Looking for experienced painters in the Seattle area, specifically in Algona. We are a nationwide Commercial & Industrial Contractor doing a warehouse repaint. Spraying, rolling brushing. We have LOTS of work and can start you immediately. For more information call Chuck at 404 808 9936. You can check us out at www.Graydaze.com


----------



## 6126 (May 9, 2010)

Chucky!!!!!!!


----------



## Workaholic (Apr 17, 2007)

ChuckH said:


> Looking for experienced painters in the Seattle area, specifically in Algona. We are a nationwide Commercial & Industrial Contractor doing a warehouse repaint. Spraying, rolling brushing. We have LOTS of work and can start you immediately. For more information call Chuck at 404 808 9936. You can check us out at www.Graydaze.com


Can you fly me out during January?


----------



## chrisn (Jul 15, 2007)

Workaholic said:


> Can you fly me out during January?


 
If he is flyin people,I can leave tomorrow


----------



## 6126 (May 9, 2010)

I have known Chuck for well over 20 years. There could easily be a great opportunity for a good painter. Sean, your not too far from Atlanta. These guys have a ton of work, and are always looking for qualified subs that can travel. For now, he is simply trying to get a few bodies on the Seattle job on whatever few dry days still come up. I also asked him to post in introductions first, but he really isnt much into computers at all and I was surprised to even see him post


----------



## Workaholic (Apr 17, 2007)

Woodland said:


> I have known Chuck for well over 20 years. There could easily be a great opportunity for a good painter. Sean, your not too far from Atlanta. These guys have a ton of work, and are always looking for qualified subs that can travel. For now, he is simply trying to get a few bodies on the Seattle job on whatever few dry days still come up. I also asked him to post in introductions first, but he really isnt much into computers at all and I was surprised to even see him post


I was not trying to be disrespectful, after rereading my post I see how it could of seemed that way. I am always encouraged when job opportunities are offered through PT. Way to go Chuck!:thumbsup:

Yeah Atlanta is about 4hrs away. I go there from time to time and really enjoy the area. Hope you find some good guys Chuck and if you ever get anything closer to me I may be interested. 

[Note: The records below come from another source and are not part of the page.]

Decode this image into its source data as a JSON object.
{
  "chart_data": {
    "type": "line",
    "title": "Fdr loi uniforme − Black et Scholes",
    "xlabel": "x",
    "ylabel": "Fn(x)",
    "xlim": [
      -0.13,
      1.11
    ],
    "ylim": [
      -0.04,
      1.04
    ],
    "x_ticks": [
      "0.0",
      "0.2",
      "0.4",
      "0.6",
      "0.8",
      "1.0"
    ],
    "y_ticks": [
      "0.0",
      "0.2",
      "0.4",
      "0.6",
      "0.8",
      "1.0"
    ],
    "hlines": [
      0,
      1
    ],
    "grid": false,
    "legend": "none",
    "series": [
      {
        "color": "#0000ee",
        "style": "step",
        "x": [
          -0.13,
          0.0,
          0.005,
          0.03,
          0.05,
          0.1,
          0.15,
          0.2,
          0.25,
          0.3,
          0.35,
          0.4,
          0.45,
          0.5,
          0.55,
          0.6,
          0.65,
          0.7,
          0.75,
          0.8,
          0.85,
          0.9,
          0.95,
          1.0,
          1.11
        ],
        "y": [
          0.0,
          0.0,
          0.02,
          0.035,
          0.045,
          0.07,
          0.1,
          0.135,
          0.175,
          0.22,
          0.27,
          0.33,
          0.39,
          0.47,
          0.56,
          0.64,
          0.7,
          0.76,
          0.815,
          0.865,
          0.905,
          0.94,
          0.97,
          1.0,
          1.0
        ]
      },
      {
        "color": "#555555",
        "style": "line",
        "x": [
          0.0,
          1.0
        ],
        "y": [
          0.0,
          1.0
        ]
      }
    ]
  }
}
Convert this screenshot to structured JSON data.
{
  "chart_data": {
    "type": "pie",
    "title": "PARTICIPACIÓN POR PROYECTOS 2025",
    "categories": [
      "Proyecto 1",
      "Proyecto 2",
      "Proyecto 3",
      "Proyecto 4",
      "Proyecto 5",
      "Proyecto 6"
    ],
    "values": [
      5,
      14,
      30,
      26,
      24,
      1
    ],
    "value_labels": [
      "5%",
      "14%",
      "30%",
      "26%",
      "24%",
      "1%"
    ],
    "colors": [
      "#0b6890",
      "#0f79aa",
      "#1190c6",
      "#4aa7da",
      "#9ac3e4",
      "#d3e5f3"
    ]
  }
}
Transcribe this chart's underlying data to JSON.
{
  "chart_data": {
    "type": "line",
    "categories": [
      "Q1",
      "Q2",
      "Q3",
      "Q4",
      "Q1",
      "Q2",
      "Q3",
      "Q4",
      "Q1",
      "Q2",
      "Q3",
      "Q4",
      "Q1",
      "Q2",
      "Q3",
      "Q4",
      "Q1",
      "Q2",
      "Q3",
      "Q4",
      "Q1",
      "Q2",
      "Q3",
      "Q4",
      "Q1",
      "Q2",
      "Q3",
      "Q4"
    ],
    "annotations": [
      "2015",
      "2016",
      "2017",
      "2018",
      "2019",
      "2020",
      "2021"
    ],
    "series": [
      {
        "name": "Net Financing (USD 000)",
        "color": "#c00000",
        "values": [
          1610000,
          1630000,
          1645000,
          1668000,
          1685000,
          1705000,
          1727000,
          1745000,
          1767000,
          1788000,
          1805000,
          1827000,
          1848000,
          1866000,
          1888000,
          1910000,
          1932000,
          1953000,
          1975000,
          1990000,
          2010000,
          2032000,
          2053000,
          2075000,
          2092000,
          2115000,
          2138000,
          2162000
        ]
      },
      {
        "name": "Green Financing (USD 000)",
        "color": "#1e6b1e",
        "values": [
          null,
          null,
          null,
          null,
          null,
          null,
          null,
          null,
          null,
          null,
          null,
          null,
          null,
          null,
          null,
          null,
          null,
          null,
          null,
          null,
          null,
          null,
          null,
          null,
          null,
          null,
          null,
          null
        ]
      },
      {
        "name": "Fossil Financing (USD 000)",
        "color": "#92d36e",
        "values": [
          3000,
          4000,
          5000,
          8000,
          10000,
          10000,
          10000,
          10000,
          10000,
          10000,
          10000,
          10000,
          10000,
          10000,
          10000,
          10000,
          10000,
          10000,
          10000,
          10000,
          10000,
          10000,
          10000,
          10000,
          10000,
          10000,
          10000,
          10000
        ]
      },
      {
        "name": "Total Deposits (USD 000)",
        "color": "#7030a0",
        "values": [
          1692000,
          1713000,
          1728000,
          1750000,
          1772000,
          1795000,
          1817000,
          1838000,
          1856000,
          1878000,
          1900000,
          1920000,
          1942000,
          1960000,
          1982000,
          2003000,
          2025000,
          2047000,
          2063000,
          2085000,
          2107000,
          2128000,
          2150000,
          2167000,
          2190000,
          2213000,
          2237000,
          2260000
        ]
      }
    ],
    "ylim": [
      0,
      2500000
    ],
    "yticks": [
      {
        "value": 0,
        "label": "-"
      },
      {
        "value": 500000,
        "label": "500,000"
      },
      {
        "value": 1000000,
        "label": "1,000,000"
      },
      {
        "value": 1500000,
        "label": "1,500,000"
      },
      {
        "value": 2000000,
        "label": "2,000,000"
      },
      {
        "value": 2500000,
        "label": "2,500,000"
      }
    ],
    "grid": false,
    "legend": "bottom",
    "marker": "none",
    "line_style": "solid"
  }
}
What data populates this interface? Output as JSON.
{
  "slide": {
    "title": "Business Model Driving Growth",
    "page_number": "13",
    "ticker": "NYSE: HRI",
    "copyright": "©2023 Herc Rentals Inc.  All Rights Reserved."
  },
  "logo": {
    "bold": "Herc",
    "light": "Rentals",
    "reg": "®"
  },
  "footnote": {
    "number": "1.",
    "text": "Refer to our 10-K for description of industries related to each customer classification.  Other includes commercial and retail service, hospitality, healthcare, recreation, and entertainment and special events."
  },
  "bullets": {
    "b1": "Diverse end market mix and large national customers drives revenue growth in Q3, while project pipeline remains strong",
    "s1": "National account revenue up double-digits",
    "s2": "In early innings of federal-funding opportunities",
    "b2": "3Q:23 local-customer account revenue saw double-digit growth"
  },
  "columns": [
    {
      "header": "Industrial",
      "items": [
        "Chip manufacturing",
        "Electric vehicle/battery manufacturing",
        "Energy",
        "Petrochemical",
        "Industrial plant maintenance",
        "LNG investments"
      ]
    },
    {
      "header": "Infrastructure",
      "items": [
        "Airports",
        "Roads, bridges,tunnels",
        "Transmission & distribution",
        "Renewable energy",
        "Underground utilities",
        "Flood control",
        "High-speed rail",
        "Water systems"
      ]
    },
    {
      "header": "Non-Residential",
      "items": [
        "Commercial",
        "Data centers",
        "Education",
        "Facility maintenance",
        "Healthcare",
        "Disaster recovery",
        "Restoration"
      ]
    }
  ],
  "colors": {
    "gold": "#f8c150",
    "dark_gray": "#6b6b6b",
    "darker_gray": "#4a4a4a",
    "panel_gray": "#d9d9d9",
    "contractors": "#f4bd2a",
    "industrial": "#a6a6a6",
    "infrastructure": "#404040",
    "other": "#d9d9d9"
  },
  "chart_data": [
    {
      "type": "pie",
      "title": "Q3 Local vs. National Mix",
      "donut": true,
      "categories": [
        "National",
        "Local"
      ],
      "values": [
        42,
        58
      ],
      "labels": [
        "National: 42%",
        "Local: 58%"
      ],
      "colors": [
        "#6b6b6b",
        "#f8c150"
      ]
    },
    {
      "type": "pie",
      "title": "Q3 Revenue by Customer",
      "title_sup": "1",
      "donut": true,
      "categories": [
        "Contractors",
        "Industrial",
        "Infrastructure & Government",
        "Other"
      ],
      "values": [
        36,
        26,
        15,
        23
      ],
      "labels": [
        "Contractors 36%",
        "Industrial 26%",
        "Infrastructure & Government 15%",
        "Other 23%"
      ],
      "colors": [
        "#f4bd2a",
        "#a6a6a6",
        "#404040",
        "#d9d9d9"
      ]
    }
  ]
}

How does travel and licensing work on this type of deal? Are you seeking subs or employees?


----------



## 6126 (May 9, 2010)

Workaholic said:


> I was not trying to be disrespectful, after rereading my post I see how it could of seemed that way. I am always encouraged when job opportunities are offered through PT. Way to go Chuck!:thumbsup:
> 
> Yeah Atlanta is about 4hrs away. I go there from time to time and really enjoy the area. Hope you find some good guys Chuck and if you ever get anything closer to me I may be interested.
> 
> How does travel and licensing work on this type of deal? Are you seeking subs or employees?


 I guess I need to read your post agin too cause I never felt you meant any disrespect. They are looking for temp employees in Seattle, but always looking for subs. It looks like you stay plenty busy and being a family man, the traveling thing probably isnt for you, but I would keep Chucks # in case you ever do get slow and maybe he could hook you up with something close by.


----------



## Northern (Oct 3, 2011)

Is nice to know that there are people out there willing to help out, first night on this site, but will be checking into it more


----------